Il "bisogno" viene subordinato alla compatibilità economica e ciò si traduce in :
1. la regionalizzazione della sanità
2. l'aziendalizzazione delle Unità Sanitarie Locali (da USL ad ASL)
3. il finanziamento pubblico alle strutture private ed alle assicurazioni
Nascono le Aziende Sanitarie Locali. Al cui vertice viene posto un Direttore Generale con esperienza manageriale maturata in aziende e/o imprese private, non necessariamente in campo sanitario, con ampi poteri e responsabile dell'andamento economico della nuova "impresa". Il manager è assunto dalla Regione (organismo politico) con contratto di natura privata e sceglie i propri collaboratori, con eguale contratto. Questi cominciano il loro ruolo di alleggerimento delle spese degli ospedali pubblici, svuotandoli di personale e risorse, trasformandoli da città-ospedale, con centinaia di dipendenti che gestivano tutto il lavoro interno a strutture non più autosufficienti costrette ad appaltare a ditte esterne ogni tipo di servizio: dalla lavanderia al facchinaggio fino al noleggio di attrezzature sanitarie importanti a costi esorbitanti. Il tutto appoggiato dallo screditamento del servizio pubblico, perpetrato dai mezzi di informazione .
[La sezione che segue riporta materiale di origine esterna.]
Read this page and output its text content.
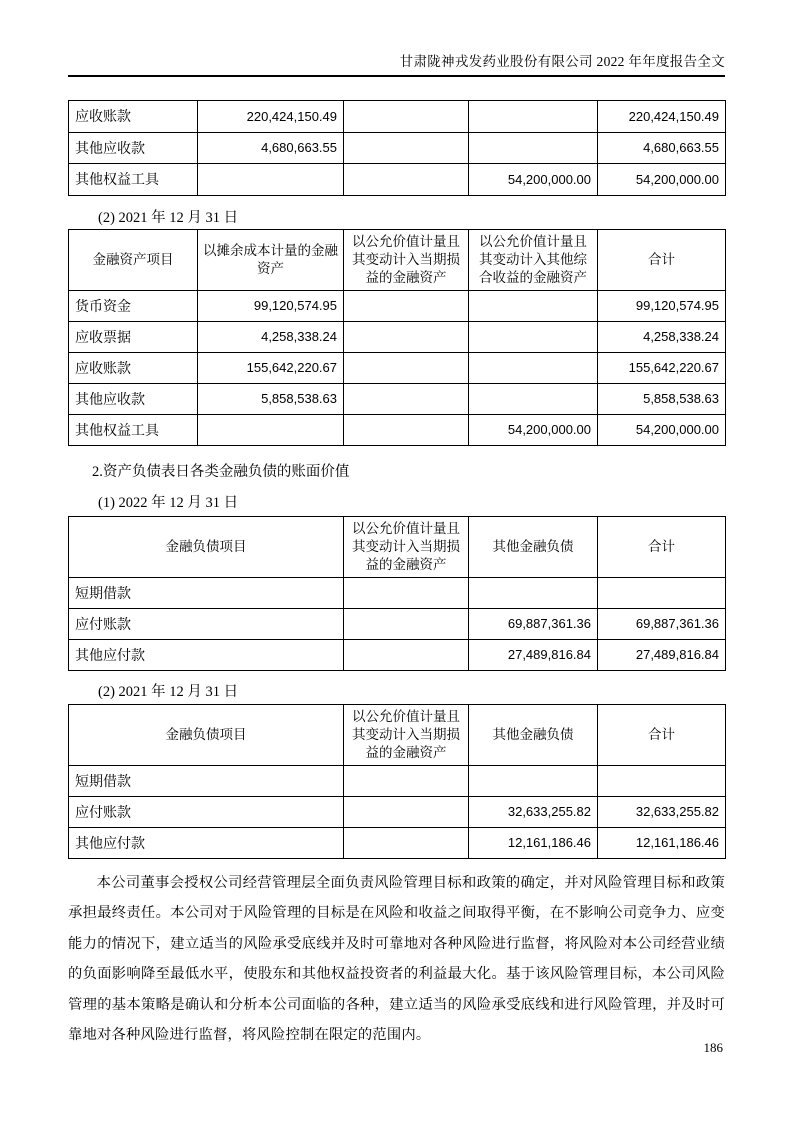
甘肃陇神戎发药业股份有限公司 2022 年年度报告全文
应收账款	220,424,150.49			220,424,150.49
其他应收款	4,680,663.55			4,680,663.55
其他权益工具			54,200,000.00	54,200,000.00
(2) 2021 年 12 月 31 日
金融资产项目	以摊余成本计量的金融资产	以公允价值计量且其变动计入当期损益的金融资产	以公允价值计量且其变动计入其他综合收益的金融资产	合计
货币资金	99,120,574.95			99,120,574.95
应收票据	4,258,338.24			4,258,338.24
应收账款	155,642,220.67			155,642,220.67
其他应收款	5,858,538.63			5,858,538.63
其他权益工具			54,200,000.00	54,200,000.00
2.资产负债表日各类金融负债的账面价值
(1) 2022 年 12 月 31 日
金融负债项目	以公允价值计量且其变动计入当期损益的金融资产	其他金融负债	合计
短期借款			
应付账款		69,887,361.36	69,887,361.36
其他应付款		27,489,816.84	27,489,816.84
(2) 2021 年 12 月 31 日
金融负债项目	以公允价值计量且其变动计入当期损益的金融资产	其他金融负债	合计
短期借款			
应付账款		32,633,255.82	32,633,255.82
其他应付款		12,161,186.46	12,161,186.46

本公司董事会授权公司经营管理层全面负责风险管理目标和政策的确定，并对风险管理目标和政策承担最终责任。本公司对于风险管理的目标是在风险和收益之间取得平衡，在不影响公司竞争力、应变能力的情况下，建立适当的风险承受底线并及时可靠地对各种风险进行监督，将风险对本公司经营业绩的负面影响降至最低水平，使股东和其他权益投资者的利益最大化。基于该风险管理目标，本公司风险管理的基本策略是确认和分析本公司面临的各种，建立适当的风险承受底线和进行风险管理，并及时可靠地对各种风险进行监督，将风险控制在限定的范围内。

186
Una volta raggiunto questo scopo il passaggio successivo nasce spontaneo: Primari, Manager del settore e Politici hanno pensato di sfruttare questa situazione a proprio vantaggio. È così che comincia un proliferare selvaggio di strutture private convenzionate, la maggior parte occultamente o meno di proprietà dei soggetti sopra citati. Quale ghiotta occasione per liberarsi definitivamente dagli arcaici strumenti di corruzione in favore di un più pratico e funzionale modus per arricchirsi a discapito delle tasche dei contribuenti e della loro salute. Basta valige di lingotti trascinate per i reparti ai fini di vendere al primario di turno la tua valvola brasiliana, meglio una bella società alla luce del sole o quasi, dove dirottare il denaro pubblico destinato alla nostra salute e poter fare i propri porci comodi. Assicurandosi altresì, con la scomparsa delle figure di corrotto e concusso, maggiore solidarietà e omertà mafiosa.
Come al solito baluardo della moderna economia italiana, la Lombardia parte per prima, seguita da Lazio, Piemonte, Emilia Romagna e Sicilia, che con specifico indirizzo a sostegno della sanità privata determinano un, a dir poco ingente, incremento di ricoveri nelle strutture private. Il tutto conseguenza di una politica di finanziamenti pubblici pari al 12.7% per il servizio pubblico e al 45.6% per quello privato. Soldi che piovono a fiumi direttamente nelle tasche di questi loschi figuri che non si fanno certamente scrupoli ad andare: "a caccia di polmoni" per continuare a mantenere il loro status.